You see, Dan and I could go into business together creating marvellous interactive exhibitions, as part of my portfolio of successful and fulfilling careers. Oh, except, Howard Hughes, who I'm just checking out online, said, 'Never have a partner.' And he was a billionaire. Mad reclusive, though.

'Anyway, the good news about the Leonardo was,' I say, trying to remember what it was about da Vinci that I thought was a good message to take home...

'They had his missing ear!'

I'm gasping for breath. 'No! The good news was, he was highly distractible, and hardly ever finished anything, so despite only...'

'So really that painting of him without an ear was just an unfinished painting?'

Oh God! My ribs hurt. 'So despite only completing a handful of works, he still went down in history as one of the most...'

'...prolific?'

I battle on. '...brilliant, seminal... influential... amazingly clever... I'm struggling here... peers of the realm... no, you know, Best Painters Of All Time. And the blueprint ... what is the word I want? Embryonic.... No...'

'Foundation?'

'Spearheading.... No. Archetypal! No. I nearly had it then. Forerunner. Oh God, what is it? The... the...  I'm trying to describe that he was the-one-that-began-it-all-and-encapsulates-it-all Renaissance Man.'

'Trouble is, by throwing all those words at me you've done my head in too. Didn't it say in the exhibition?'

'Probably.'

'Didn't he design the aeroplane that Howard Hughes crashed?' asks Dan before I can look up the exhibition booklet. 'As well as designing the theme tune for... it wasn't Civilization? Men at War. World at War. World at One.
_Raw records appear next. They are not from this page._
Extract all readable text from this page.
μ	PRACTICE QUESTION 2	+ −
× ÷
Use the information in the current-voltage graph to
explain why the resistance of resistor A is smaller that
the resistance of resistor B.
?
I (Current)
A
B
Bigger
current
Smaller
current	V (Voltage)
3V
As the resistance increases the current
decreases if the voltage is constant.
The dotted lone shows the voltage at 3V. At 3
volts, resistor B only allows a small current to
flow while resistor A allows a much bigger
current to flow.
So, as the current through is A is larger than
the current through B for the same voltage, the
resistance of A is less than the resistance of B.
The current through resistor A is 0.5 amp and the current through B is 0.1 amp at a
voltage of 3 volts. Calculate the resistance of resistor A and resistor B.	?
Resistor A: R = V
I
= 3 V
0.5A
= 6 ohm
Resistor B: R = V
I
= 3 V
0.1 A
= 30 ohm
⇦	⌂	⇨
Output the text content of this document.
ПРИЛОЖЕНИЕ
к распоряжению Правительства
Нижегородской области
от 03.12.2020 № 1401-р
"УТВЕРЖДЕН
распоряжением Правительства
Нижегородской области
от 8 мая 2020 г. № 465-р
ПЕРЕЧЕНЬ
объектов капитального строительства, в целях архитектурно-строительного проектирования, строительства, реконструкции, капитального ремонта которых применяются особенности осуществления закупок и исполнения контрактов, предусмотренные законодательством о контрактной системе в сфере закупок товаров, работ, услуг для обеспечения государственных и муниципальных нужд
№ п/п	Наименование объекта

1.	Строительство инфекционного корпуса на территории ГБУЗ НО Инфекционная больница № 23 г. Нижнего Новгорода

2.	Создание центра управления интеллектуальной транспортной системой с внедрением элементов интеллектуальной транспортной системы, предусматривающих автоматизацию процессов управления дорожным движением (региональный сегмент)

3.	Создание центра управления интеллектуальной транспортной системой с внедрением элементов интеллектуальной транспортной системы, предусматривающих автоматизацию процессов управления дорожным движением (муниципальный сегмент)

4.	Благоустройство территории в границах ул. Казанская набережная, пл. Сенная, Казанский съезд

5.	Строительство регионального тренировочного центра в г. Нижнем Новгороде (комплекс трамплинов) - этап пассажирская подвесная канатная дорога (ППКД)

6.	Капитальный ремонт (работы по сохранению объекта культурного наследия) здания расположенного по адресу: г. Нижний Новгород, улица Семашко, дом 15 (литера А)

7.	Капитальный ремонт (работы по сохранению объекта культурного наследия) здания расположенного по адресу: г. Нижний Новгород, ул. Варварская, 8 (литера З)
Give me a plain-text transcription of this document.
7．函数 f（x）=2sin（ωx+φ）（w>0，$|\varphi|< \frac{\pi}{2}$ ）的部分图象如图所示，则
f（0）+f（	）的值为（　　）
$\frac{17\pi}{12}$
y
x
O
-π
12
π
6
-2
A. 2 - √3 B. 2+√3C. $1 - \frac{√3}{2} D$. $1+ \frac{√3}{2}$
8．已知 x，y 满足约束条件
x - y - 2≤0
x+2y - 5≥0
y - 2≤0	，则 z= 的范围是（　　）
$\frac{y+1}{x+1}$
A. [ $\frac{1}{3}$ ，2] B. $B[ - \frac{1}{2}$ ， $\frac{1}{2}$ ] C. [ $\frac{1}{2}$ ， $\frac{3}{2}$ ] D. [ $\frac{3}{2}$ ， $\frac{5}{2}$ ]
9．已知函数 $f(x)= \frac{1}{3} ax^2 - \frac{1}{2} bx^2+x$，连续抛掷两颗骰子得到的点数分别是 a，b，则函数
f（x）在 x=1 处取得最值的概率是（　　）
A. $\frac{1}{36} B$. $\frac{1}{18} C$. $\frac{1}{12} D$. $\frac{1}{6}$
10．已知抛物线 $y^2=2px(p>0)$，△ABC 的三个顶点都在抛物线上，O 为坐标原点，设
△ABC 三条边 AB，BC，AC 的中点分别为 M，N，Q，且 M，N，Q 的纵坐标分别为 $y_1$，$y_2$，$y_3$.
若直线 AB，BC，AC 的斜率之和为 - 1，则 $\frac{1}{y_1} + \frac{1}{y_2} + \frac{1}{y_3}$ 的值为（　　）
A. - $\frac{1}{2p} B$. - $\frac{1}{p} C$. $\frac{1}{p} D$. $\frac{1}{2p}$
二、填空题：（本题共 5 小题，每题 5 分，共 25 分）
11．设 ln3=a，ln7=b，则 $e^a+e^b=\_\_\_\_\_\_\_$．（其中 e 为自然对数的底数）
What was that programme?'

'Give me the tune.'

'It wasn't a tune! It was a man on a circle doing star jumps...'

'Hang on, hang on... yes, you're right, he did design that ... that...'

'...app?'

'No the... credits for...'

'...the credit crunch...'

'Oh God!' I'm weeping and I can't breathe. 'Please let my brain catch up!'

'Didn't he design a helicopter? I'm sure he designed a helicopter and then he went on to design an aeroplane that Howard Hughes crashed but he didn't quite finish it, that was the problem. He left out the landing gear...'

'World in Action!' I say, triumphant. 'It says here, the centrepiece of the World in Action theme tune...'

'It wasn't a tune!'

'...titles was Leonardo...'

'...di Caprio doing star jumps.'

Thank God. Dan's gone out of range. Deep breaths, deep breaths. Haaa. Deep sigh. Composure. Now, let's look at my Leonardo exhibition booklet. Oh. It doesn't say he was a Renaissance Man at all. It says he was a polymath.